Ces opérations foncières souvent effectuées dans des conditions questionnables s’apparentent pour leurs promoteurs à un enrichissement sans cause au détriment des populations et de l’Etat.
L’inaliénabilité et l’incessibilité du Domaine Public Maritime est mise à mal par de nombreux déclassements aux justifications incertaines (Eden rock, SCI Dahra, SCI Focus, hôtel du virage,…) ou par son annexion pure et simple. La cession de gré à gré sans recours à la voie législative du domaine national pour une bouchée de pain à des promoteurs privés sous prétexte de projets commerciaux ou d’habitat (MA Kharafi& Sons Sénégal, Groupe Sallahm, domiciles de personnalités politiques exposées,…) amène à faire la règle de procédures d’exception. Si la lettre des lois protégeant le littoral est souvent respectée son esprit est quasi systématiquement bafoué amenant à s’interroger sur l’efficacité des textes en vigueur ou tout le moins sur l’éthique de la gouvernance du littoral.
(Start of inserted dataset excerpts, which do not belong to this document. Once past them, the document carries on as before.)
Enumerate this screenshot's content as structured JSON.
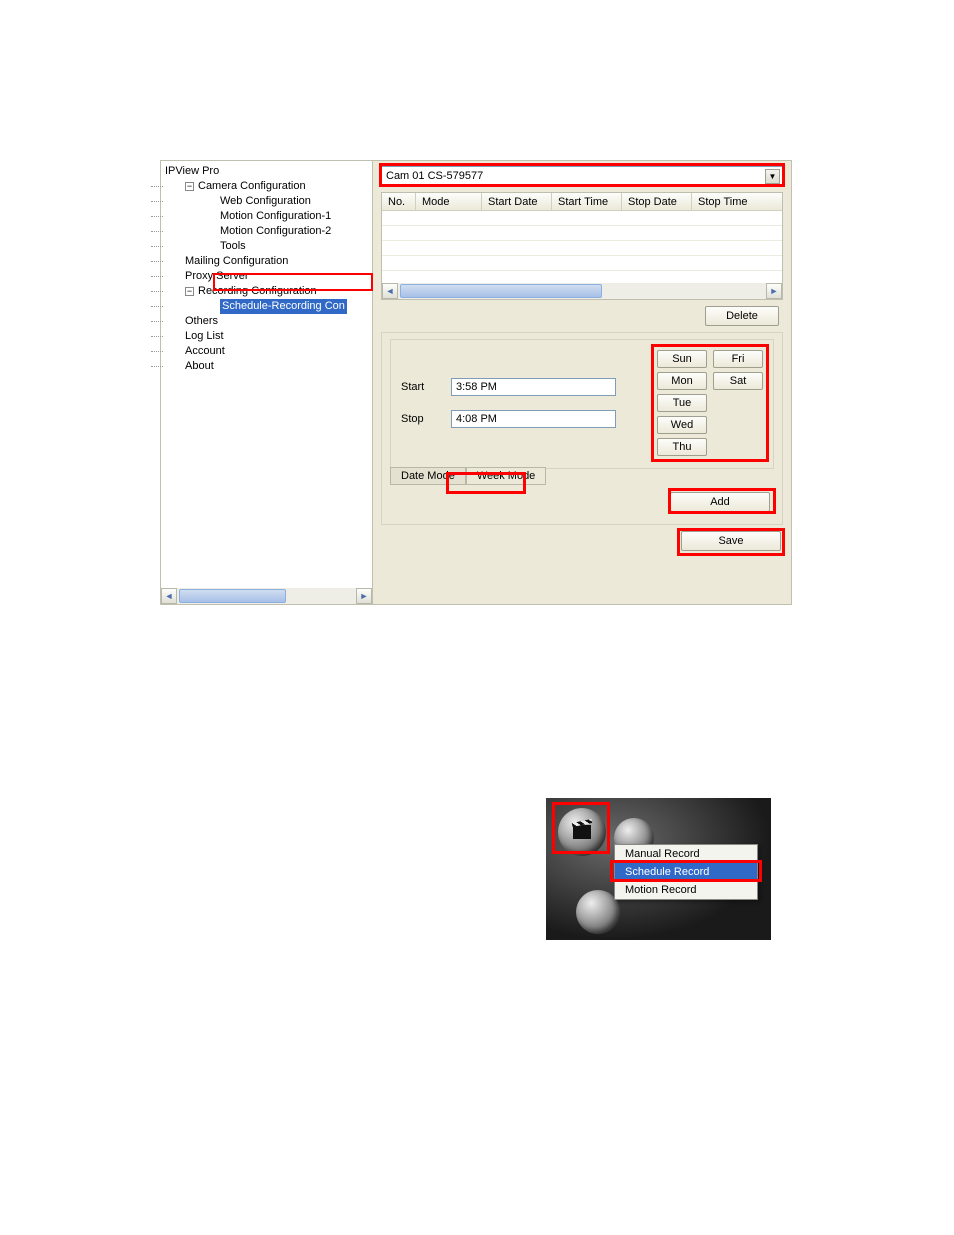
{
  "tree": {
    "root": "IPView Pro",
    "camera_config": "Camera Configuration",
    "web_config": "Web Configuration",
    "motion1": "Motion Configuration-1",
    "motion2": "Motion Configuration-2",
    "tools": "Tools",
    "mailing": "Mailing Configuration",
    "proxy": "Proxy Server",
    "rec_config": "Recording Configuration",
    "schedule_rec": "Schedule-Recording Con",
    "others": "Others",
    "loglist": "Log List",
    "account": "Account",
    "about": "About"
  },
  "camera_select": {
    "text": "Cam 01     CS-579577"
  },
  "table": {
    "headers": {
      "no": "No.",
      "mode": "Mode",
      "start_date": "Start Date",
      "start_time": "Start Time",
      "stop_date": "Stop Date",
      "stop_time": "Stop Time"
    },
    "rows": []
  },
  "buttons": {
    "delete": "Delete",
    "add": "Add",
    "save": "Save"
  },
  "form": {
    "start_label": "Start",
    "stop_label": "Stop",
    "start_value": "3:58 PM",
    "stop_value": "4:08 PM"
  },
  "days": {
    "sun": "Sun",
    "mon": "Mon",
    "tue": "Tue",
    "wed": "Wed",
    "thu": "Thu",
    "fri": "Fri",
    "sat": "Sat"
  },
  "tabs": {
    "date_mode": "Date Mode",
    "week_mode": "Week Mode"
  },
  "context_menu": {
    "manual": "Manual Record",
    "schedule": "Schedule Record",
    "motion": "Motion Record"
  },
  "expander_minus": "−",
  "dd_arrow": "▼",
  "scroll_left": "◄",
  "scroll_right": "►"
}
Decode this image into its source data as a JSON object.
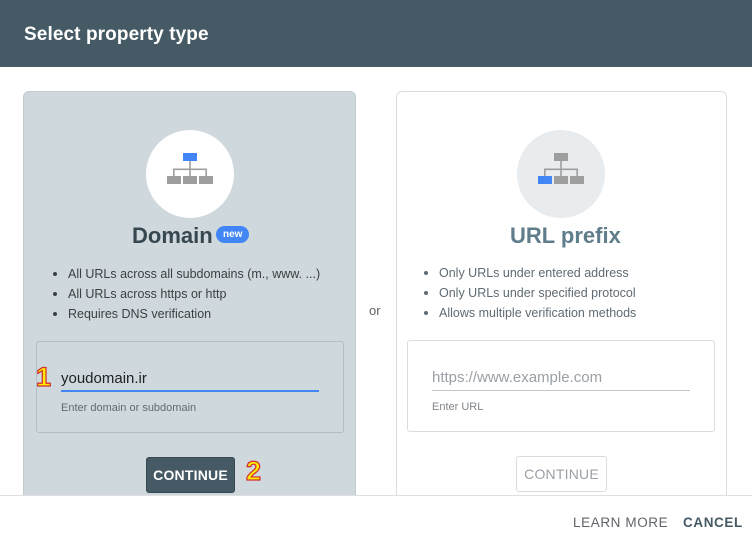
{
  "dialog": {
    "title": "Select property type"
  },
  "domain_card": {
    "title": "Domain",
    "badge": "new",
    "bullets": [
      "All URLs across all subdomains (m., www. ...)",
      "All URLs across https or http",
      "Requires DNS verification"
    ],
    "input_value": "youdomain.ir",
    "helper": "Enter domain or subdomain",
    "continue_label": "CONTINUE",
    "icon": "sitemap-icon"
  },
  "separator": "or",
  "url_card": {
    "title": "URL prefix",
    "bullets": [
      "Only URLs under entered address",
      "Only URLs under specified protocol",
      "Allows multiple verification methods"
    ],
    "input_placeholder": "https://www.example.com",
    "input_value": "",
    "helper": "Enter URL",
    "continue_label": "CONTINUE",
    "icon": "sitemap-icon"
  },
  "annotations": {
    "step1": "1",
    "step2": "2"
  },
  "footer": {
    "learn_more": "LEARN MORE",
    "cancel": "CANCEL"
  },
  "colors": {
    "header_bg": "#455a64",
    "selected_card_bg": "#cfd8dc",
    "accent_blue": "#4285f4",
    "annotation_fill": "#ffeb00",
    "annotation_stroke": "#d32f2f"
  }
}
L’obligation faite aux services de l’Etat et aux promoteurs d’évaluer l’impact environnemental et social des projets de cession foncière du domaine national et de construction en zone littorale apparait au mieux comme un alibi est souvent totalement ignoré. Les délais particulièrement courts des enquêtes publiques, l’information – règlementaire – mais volontairement confidentielle difficilement accessible aux populations quant à la tenue de ces enquêtes ainsi que l’absence d’indépendance, voir le parti pris, des commissaires enquêteurs permettent rarement une évaluation efficace et impartiale des impacts et risques induits par ces projets. L’obligation de pondérer ces impacts est rarement respectée : les projets immobiliers littoraux font souvent peu de cas de l’environnement et des populations, les Plans de Gestion Environnementale(PGE) lorsqu’ils existent sont rarement appliqués dans toute leur rigueur.
En outre des projets préoccupants de révision des prérogatives dévolues aux collectivités locales en matière d’urbanisme et de construction aurait pour effet de donner toute latitude à l’administration centrale pour de nombreux types de projets immobiliers qui d’exceptionnels deviendraient certainement rapidement la norme.
Si de nombreuses opérations foncières littorales douteuses ont été effectués sous le magistère de votre prédécesseur au prétexte de grands événements – somme toute très ordinaires – et de développement économique nous constatons que peu d’actions coercitives semblent avoir été prises pour faire prévaloir l’intérêt général et supprimer les passes droit.
Exemples : attribution début 2013 d’un terrain domaine public maritime pour la construction de l’ambassade du Koweït sur l’espace 888 à Ouakam, remblais et modification du trait decôte pour des constructions à fenêtre Mermoz et à Ngor, tentative de lotissement irrégulier des Mamelles par le Groupe Sallahm début 2014,…
Les audits fonciers lancés au lendemain de votre accession au pouvoir n’ont donné lieu à ce jour à aucune condamnation ; les chantiers litigieux un temps arrêtés ont pour la plupart repris dans la plus grande discrétion.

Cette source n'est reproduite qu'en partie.